Robotic surgery is the process whereby a robot actually carries out a surgical procedure under the control of nothing other than its computer program. Although a surgeon almost certainly will be involved in the planning of the procedure to be performed and will also observe the implementation of that plan, the execution of the plan will not be accomplished by them - but by the robot.
In order to look at the different issues involved in the robotic fulfillment of an operation, the separate sections of a typical robotic surgery (although robotic surgery is far from typical) are explained below.

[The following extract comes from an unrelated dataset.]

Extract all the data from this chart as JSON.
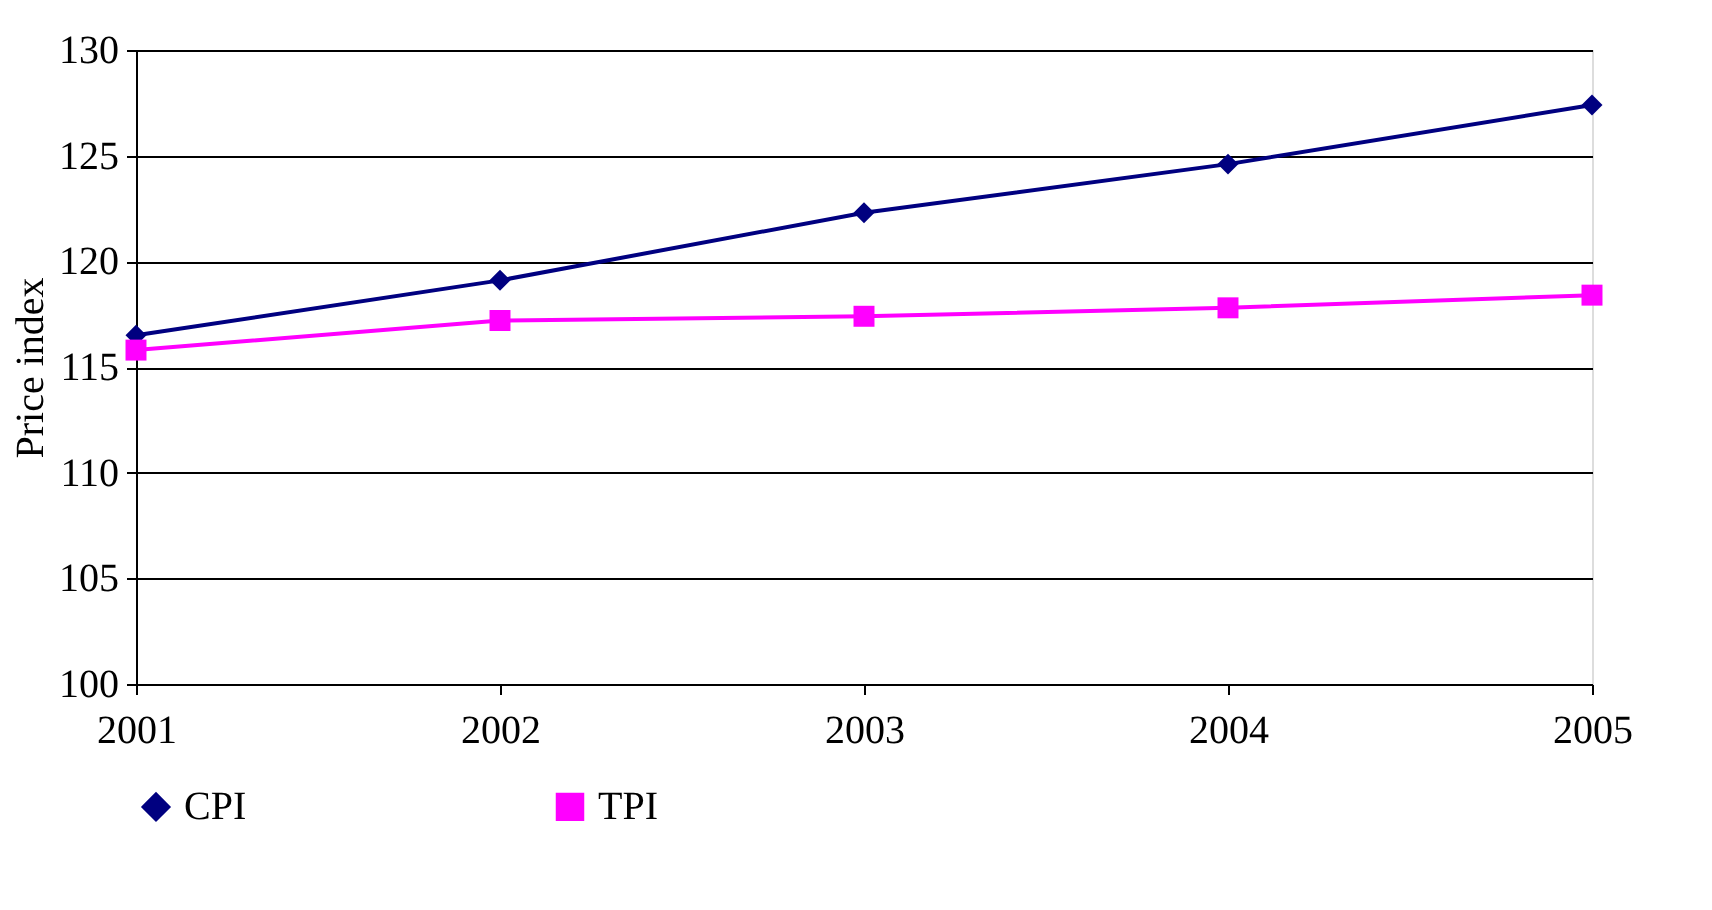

Surgical planning consists of three main parts. These are imaging the patient, creating a satisfactory three-dimensional (3D) model of the imaging data, and planning/rehearsing the operation. The imaging of the patient may be accomplished via various means. The main method is that of computer tomography (CT). CT is the process whereby a stack
Of cross-sectional views of the patient are taken using magnetic-resonance-imaging or x-ray methods. This kind of imaging is necessary for all types of operative procedure and, as such, does not differ from traditional surgical techniques.

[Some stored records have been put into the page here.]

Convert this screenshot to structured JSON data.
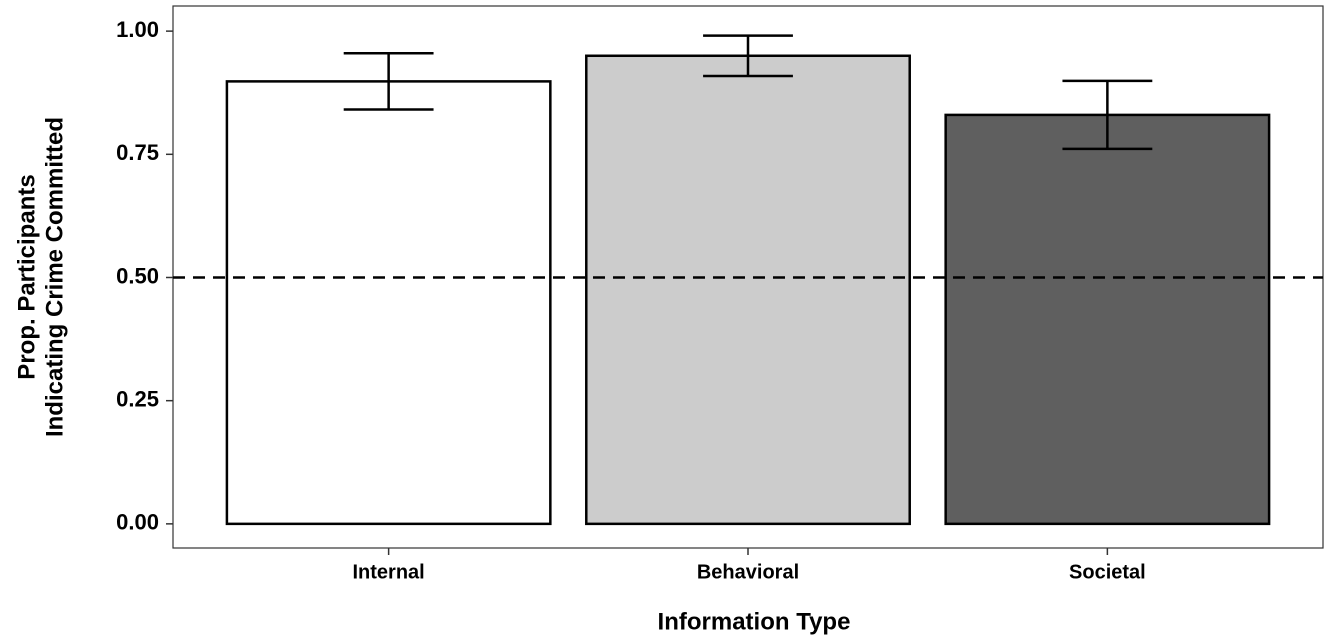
{
  "chart_data": {
    "type": "bar",
    "categories": [
      "Internal",
      "Behavioral",
      "Societal"
    ],
    "values": [
      0.898,
      0.95,
      0.83
    ],
    "errors": [
      0.057,
      0.041,
      0.069
    ],
    "colors": [
      "#ffffff",
      "#cccccc",
      "#5f5f5f"
    ],
    "x_label": "Information Type",
    "y_label": [
      "Prop. Participants",
      "Indicating Crime Committed"
    ],
    "ylim": [
      -0.049,
      1.051
    ],
    "yticks": [
      {
        "value": 0,
        "label": "0.00"
      },
      {
        "value": 0.25,
        "label": "0.25"
      },
      {
        "value": 0.5,
        "label": "0.50"
      },
      {
        "value": 0.75,
        "label": "0.75"
      },
      {
        "value": 1,
        "label": "1.00"
      }
    ],
    "hline": 0.5,
    "grid": false
  }
}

A patient having a brain scan
This two-dimensional (2D) data must then be converted into a 3D model of the patient (or, more usually, of the area of interest). The reasons for this transformation are twofold. Firstly, the 2D data, by its very nature, is lacking in information. The patient is, obviously, a 3D object and, as such, occupies a spatial volume. Secondly, it is more accurate and intuitive for a surgeon, when planning a procedure, to view the data in the form that it actually exists. It should be noted, however, that the speed of said hardware is increasing all the time and the price will decrease too, as the technology involved becomes more commonplace. This means that the process will be more cost-efficient and increasingly routine in the future.

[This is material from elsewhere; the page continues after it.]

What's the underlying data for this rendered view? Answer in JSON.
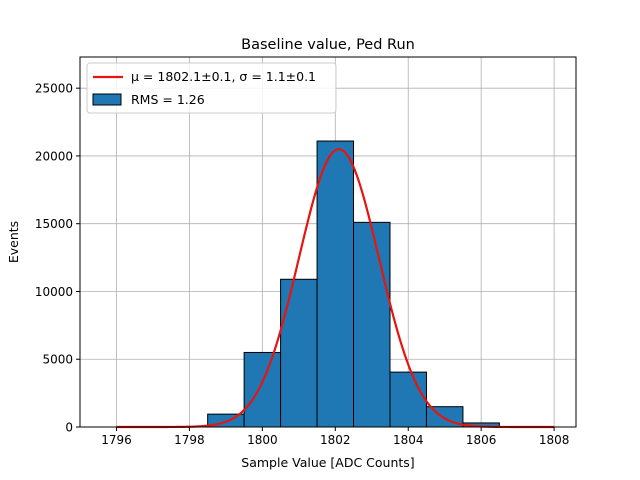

The third phase of the planning is the actual development of the plan itself. This involves determining the movements and forces of the robot in a process called ‘path planning’ - literally planning the paths that the robot will follow.
A surgery simulation to aid planning
It is here that the 3D patient model comes into play, as it is where all the measurements and paths are taken from. This emphasizes the importance of the accuracy of the model, as any errors will be interpreted as absolute fact by the surgeons (and hence the robot) in their determination of the plan.
Registration of robot to patient
The registration of the robot and the patient is the correlation of the robot’s data about the patient with the actual patient, in terms of positioning. There are two important stages in the registration procedure - fixation of the patient and the robot, and intra-surgical registration itself. Fixation is an essential ingredient of a successful robotic operation. Robots act upon pre-programmed paths , these programs are much more complex if they must take into account the fact that the patient’s position may be different to the inputted data and, in fact, continually changing. For this reason it is imperative that the robot can act in, at least, a semi-ordered environment.
Fixation of the patient that is fixing the patient in position (i.e. on the operating table), is achieved through strapping and clamping of the areas pertinent to the surgery. This is common in traditional surgery, too. For example, the head is fixed in position during neurosurgery through the application of a head-fixation device known as a ‘stereo tactic unit’. Fixation of the robot is achieved through analogous methods.